Qatar Dollar Peg

Qatar has decided to peg its currency, Qatari Riyal (QAR), to the US dollars on 9th July 2001. This peg is at a fixed exchange rate of USD 1 to 3.64 QAR with an upper and lower limit of fluctuation set being 3.6415 QAR and 3.6385 QAR, respectively.

A fixed exchange rate refers to an exchange rate that is fixed by the central bank of a country in response to a change in currency supply and demand. A dollar peg refers to a country maintaining its currency’s value at a fixed exchange rate to the U.S. dollar. Such an act is achieved in Qatar when its central bank controls its currency value so that it may rise and fall along with the dollar value.

By controlling the worth of QAR, constant government interventions must take place by adjusting both the demand and supply in the Forex Exchange Market, as depicted in the diagram above. Currently, with the exchange rate of 1.00 QAR = 0.275 USD, the value is fixed at point ‘X,’ but it does not necessarily mean it will remain at this stage. For instance, if the exports fall in Qatar, they will face a decrease in demand for their currency, which shifts the demand curve from D1 to D2. In a floating economy, the value will naturally fall to a worth of 1.00 QAR = 0.1 USD at point ‘Z,’ however, a fixed exchange rate at 3.64 QAR means the demand must go back to D1, which can be achieved in two ways. Firstly, having Qatar’s central bank to purchase QAR on Forex by selling foreign reserves, thus increasing the demand from D2 back to D1 to point ‘X.’ Alternatively, having Qatar’s central bank to raise interest rates to attract foreign investors or imposing quota to decrease the supply from S1 to S2 to point ‘Y,’ again back at the level of 3.64 QAR to 1 USD. Vice versa, if demand decreases, Qatar will function oppositely to keep their currency pegged to dollars.

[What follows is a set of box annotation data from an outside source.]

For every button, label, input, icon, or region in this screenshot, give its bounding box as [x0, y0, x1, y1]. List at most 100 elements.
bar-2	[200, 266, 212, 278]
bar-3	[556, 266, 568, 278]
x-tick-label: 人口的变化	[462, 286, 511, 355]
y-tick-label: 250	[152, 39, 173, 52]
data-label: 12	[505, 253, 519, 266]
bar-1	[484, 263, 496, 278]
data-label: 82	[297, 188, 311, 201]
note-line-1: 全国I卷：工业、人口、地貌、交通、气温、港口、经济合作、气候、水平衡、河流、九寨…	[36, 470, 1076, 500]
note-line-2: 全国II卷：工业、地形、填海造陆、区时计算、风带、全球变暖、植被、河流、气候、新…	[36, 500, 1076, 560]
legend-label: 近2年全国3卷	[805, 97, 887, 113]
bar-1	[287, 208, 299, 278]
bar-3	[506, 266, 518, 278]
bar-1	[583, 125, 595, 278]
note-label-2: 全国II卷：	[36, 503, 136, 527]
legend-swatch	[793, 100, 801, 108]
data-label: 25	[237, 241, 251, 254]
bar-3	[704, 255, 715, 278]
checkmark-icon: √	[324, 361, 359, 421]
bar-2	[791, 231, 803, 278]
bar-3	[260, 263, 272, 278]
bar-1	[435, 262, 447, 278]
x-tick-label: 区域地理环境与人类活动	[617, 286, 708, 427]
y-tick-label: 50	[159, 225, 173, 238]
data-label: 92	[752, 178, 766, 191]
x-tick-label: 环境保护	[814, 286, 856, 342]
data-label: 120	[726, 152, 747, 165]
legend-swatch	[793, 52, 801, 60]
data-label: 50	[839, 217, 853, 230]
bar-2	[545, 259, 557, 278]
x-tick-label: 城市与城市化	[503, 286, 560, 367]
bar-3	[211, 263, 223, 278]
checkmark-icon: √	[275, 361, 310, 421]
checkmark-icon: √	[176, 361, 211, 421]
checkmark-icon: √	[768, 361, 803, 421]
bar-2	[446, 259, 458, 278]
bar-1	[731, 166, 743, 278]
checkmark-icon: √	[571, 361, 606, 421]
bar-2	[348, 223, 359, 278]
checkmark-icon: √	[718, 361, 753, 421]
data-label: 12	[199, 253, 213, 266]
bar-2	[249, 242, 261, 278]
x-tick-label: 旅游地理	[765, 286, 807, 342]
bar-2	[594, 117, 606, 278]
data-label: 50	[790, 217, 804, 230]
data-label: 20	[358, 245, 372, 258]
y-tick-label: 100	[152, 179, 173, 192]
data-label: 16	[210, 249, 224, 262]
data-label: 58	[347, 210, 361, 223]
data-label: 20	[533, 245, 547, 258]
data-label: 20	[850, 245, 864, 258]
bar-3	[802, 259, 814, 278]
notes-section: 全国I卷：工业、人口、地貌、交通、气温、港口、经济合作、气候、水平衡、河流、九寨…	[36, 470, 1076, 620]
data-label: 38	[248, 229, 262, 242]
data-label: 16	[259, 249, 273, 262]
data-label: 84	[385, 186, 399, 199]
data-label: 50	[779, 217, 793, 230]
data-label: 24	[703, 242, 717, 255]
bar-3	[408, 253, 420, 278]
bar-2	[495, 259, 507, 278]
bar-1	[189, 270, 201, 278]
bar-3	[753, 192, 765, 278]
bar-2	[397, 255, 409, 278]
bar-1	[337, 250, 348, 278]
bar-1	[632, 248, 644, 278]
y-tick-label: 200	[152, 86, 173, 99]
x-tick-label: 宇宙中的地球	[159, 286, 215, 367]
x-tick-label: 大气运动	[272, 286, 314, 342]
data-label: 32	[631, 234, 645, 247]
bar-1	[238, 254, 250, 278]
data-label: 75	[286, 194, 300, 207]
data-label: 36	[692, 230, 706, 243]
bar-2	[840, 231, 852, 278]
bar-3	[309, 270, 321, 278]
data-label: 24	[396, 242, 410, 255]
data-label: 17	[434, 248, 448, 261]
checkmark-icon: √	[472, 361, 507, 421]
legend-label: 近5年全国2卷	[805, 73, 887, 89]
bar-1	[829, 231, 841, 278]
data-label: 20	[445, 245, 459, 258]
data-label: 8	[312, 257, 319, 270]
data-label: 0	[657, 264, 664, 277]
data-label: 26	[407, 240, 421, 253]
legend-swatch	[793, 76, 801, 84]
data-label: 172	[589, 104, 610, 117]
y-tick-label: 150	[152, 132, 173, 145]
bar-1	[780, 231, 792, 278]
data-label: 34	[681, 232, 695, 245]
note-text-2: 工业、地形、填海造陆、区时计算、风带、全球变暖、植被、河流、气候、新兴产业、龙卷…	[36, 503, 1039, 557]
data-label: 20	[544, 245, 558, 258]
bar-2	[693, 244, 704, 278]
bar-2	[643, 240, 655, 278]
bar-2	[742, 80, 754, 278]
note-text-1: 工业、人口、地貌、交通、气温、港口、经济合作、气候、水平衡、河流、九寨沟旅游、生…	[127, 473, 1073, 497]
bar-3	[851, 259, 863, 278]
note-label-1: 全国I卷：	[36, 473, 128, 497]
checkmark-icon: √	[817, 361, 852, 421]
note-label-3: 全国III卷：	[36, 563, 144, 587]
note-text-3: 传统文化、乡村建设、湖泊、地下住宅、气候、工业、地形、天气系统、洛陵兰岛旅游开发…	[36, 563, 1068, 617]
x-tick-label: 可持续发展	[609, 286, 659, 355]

Being peg to the world’s most reserves currency, dollars, it brings numerous benefits to countries such as Qatar. Firstly, a dollar peg ensures the high stability of the currency, which is undoubtedly essential. Though Qatar has the highest GDP per capita in the world, however, they rely heavily on their exports of oil and natural gas, if they do not peg to the US, upwards fluctuations may easily devastate their economy as the oil becomes less competitive thus pegging to a strong currency is beneficial in preventing such volatility. In addition, it promotes high foreign investments. As firms and individuals acknowledge Qatar’s dollar peg, they are more likely to invest in this country since they know the fixed exchange rate will not be easily eliminated their investment’s value. Moreover, low inflation may be achieved in Qatar, since a constant exchange rate provides stability in the price for both imports and exports and lowers the chance of QAR devaluating. Lastly, with the exchange rate fixed against the US, Qatar will not have to worry about any currency speculations.

On the contrary, pegging a currency certainly still takes effort and may bring about negative consequences. For starters, constantly maintaining foreign reserves and intervention is a requirement for Qatar’s government and central bank, they need to ensure the amount of the reserves in order to obtain the ability to trade back their own currency when needed. If Qatar runs out of foreign reserves, the peg may be eliminated, while, if they hold on to large amounts, it may cause high inflation. Furthermore, Qatar will be unable to operate a monetary policy to deal with domestic issues, since interest rate must remain constant to conduct the dollar peg. Finally, such an inability of monetary policy leaves Qatar with the only option of contractionary fiscal policy to limit imports when they face a current account deficit; in the long run, it may cause a recession to occur or deepens if it already exists.

In conclusion, a currency peg decision certainly brings both pros and cons to Qatar’s economy. However, in my opinion, pegging towards such a stronger currency like the US is beneficial and outweighs the potential drawbacks as this allows them to gain higher stability for their currency and attract more investments into Qatar. But ultimately, they need to be aware of the potential high inflation and inability to undergoing monetary policy to deal with economic slowdown or boom.